Why is 2023's inexplicable warming concerning?

Scientists agree that rising global temperatures, supercharged by human activities, put us at greater risk for stronger and more frequent severe storms — our rapidly warming planet has even been compared to "steroids" for weather.

In fact, the United States suffered more billion-dollar disasters in 2023 than in any other year, the Times reported, citing NOAA. These included the Lahaina wildfire in Hawaii, Hurricane Idalia in Florida, and extensive flooding in New York.

Globally, some parts of the world faced devastating droughts that year. For instance, Somalia suffered its sixth year of its longest-ever drought, and about 43,000 people died from the conditions — half of them were likely children under five years old.

Meanwhile, major flooding in Liberia brought on by a tropical cyclone led to the disappearance of 10,000 people and at least 2,300 deaths.

What's being done about rising global temperatures?

Many countries are making changes to help curb rising global temperatures. For instance, Wales is banning most new roadway projects to reduce carbon pollution. Similarly, Scotland is using the "20-minute city" concept in certain urban neighborhoods to give residents easier access to public transit.

Plus, several innovative people are coming up with solutions to help adapt to the consequences of a warmer planet. For instance, scientists at Texas A&M are developing melons that are resistant to extreme weather.

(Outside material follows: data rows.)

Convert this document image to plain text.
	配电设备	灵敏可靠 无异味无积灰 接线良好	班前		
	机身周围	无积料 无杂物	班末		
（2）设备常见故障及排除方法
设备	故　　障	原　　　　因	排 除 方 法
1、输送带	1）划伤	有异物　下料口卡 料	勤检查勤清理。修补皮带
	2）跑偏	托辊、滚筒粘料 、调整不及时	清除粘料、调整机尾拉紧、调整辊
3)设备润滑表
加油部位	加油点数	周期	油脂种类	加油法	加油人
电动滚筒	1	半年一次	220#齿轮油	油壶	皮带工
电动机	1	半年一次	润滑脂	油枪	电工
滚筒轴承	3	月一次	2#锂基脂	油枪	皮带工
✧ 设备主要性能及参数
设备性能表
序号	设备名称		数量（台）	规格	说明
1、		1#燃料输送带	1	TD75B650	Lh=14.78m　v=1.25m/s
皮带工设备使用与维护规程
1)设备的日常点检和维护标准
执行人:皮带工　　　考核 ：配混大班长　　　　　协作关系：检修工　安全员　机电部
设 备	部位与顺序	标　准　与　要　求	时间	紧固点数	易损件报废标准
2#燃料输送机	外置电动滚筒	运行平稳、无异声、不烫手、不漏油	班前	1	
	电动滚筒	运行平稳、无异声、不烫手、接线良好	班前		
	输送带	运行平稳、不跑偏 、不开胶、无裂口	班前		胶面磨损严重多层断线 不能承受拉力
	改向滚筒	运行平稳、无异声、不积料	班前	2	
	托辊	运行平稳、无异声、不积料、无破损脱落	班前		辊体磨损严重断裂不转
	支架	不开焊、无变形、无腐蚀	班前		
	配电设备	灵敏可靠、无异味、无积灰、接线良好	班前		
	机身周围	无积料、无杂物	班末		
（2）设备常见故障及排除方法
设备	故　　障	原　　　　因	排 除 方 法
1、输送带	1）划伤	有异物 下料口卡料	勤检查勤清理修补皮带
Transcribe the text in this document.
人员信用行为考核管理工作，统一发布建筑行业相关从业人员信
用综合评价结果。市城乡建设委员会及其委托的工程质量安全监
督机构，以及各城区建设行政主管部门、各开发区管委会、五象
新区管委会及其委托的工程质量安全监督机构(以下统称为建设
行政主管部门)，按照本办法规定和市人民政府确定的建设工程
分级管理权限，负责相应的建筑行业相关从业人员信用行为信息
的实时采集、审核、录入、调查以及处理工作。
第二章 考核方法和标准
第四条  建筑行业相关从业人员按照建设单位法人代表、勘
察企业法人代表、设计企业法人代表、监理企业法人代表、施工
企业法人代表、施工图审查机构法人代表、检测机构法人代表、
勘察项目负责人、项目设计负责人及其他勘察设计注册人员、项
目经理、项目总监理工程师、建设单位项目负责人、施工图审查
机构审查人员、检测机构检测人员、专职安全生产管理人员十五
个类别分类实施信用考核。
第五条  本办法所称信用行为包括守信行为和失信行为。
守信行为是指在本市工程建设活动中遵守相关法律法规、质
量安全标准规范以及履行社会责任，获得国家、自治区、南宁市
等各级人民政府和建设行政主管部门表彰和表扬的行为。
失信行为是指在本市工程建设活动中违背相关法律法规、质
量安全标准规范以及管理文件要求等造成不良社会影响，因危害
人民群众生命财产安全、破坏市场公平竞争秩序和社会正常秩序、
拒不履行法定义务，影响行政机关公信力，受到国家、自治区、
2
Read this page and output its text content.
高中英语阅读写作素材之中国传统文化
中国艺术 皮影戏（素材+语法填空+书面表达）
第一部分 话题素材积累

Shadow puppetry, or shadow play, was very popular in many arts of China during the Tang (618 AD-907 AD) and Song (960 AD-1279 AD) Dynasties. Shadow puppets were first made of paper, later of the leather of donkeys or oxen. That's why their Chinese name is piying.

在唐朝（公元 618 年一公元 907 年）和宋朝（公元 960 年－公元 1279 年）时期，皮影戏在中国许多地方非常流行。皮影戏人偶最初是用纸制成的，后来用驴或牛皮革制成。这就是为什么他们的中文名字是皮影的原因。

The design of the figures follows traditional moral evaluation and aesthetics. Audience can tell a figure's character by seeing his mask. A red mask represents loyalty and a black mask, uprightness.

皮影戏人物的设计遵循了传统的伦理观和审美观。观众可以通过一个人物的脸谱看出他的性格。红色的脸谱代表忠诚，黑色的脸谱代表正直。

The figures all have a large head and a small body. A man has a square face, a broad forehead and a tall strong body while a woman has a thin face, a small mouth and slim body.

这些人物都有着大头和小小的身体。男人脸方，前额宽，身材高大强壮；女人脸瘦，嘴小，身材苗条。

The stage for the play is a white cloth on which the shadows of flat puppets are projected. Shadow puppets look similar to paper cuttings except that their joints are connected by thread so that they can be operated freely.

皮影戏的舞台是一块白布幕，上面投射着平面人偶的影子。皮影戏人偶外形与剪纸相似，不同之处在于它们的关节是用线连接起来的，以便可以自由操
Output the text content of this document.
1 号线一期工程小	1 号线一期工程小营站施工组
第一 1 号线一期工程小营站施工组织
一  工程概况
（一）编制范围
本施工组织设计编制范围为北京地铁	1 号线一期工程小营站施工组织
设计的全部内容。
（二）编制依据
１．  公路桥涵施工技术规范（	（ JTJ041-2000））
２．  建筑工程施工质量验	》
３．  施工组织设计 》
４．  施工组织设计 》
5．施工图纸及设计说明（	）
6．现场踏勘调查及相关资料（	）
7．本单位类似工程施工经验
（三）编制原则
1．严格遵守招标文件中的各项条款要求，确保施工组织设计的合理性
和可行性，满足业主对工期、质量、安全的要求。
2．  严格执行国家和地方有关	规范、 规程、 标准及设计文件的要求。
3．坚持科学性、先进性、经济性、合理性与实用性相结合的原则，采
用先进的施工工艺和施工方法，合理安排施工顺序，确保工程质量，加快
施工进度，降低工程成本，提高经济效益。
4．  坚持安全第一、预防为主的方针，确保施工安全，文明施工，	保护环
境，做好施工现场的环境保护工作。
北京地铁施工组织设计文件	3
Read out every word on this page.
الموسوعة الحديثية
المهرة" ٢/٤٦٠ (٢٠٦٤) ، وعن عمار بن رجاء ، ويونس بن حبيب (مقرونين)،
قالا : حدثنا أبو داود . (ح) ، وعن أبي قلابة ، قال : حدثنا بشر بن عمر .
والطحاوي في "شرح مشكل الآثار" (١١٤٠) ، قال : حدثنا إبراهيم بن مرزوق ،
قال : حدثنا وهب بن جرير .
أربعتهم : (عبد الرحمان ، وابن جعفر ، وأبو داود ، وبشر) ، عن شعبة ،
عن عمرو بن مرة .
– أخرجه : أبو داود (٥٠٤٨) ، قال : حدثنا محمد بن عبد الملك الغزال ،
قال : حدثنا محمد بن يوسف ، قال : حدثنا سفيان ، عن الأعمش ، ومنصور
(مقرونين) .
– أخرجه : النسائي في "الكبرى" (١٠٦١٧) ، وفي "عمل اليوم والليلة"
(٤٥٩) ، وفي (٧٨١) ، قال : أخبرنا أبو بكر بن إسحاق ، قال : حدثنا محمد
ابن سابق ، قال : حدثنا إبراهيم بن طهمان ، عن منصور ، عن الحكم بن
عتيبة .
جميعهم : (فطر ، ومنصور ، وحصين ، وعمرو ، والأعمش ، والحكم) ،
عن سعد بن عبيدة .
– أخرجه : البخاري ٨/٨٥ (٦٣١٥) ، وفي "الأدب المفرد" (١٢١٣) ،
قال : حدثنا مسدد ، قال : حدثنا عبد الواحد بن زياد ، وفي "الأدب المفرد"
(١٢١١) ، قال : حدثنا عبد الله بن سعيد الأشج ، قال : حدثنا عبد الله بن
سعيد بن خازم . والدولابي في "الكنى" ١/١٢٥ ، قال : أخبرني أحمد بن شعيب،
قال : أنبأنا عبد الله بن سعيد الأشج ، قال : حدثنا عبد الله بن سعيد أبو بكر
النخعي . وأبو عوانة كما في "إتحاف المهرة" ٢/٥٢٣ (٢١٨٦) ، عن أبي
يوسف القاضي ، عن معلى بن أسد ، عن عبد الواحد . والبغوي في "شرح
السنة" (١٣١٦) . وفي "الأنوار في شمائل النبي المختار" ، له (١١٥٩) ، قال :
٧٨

Also, a tribal leader in Kenya has implemented digging crescent-shaped trenches in soil to help gather rainwater for crops in the face of extreme heat and prolonged droughts. Native grass seeds are planted in the wetted crescents, bringing important vegetation back to the land.

You can help curb our planet's rising temperatures by reducing your reliance on dirty energy — try using public transit when possible, eating a plant-slant diet, riding your bike, or joining a community solar program.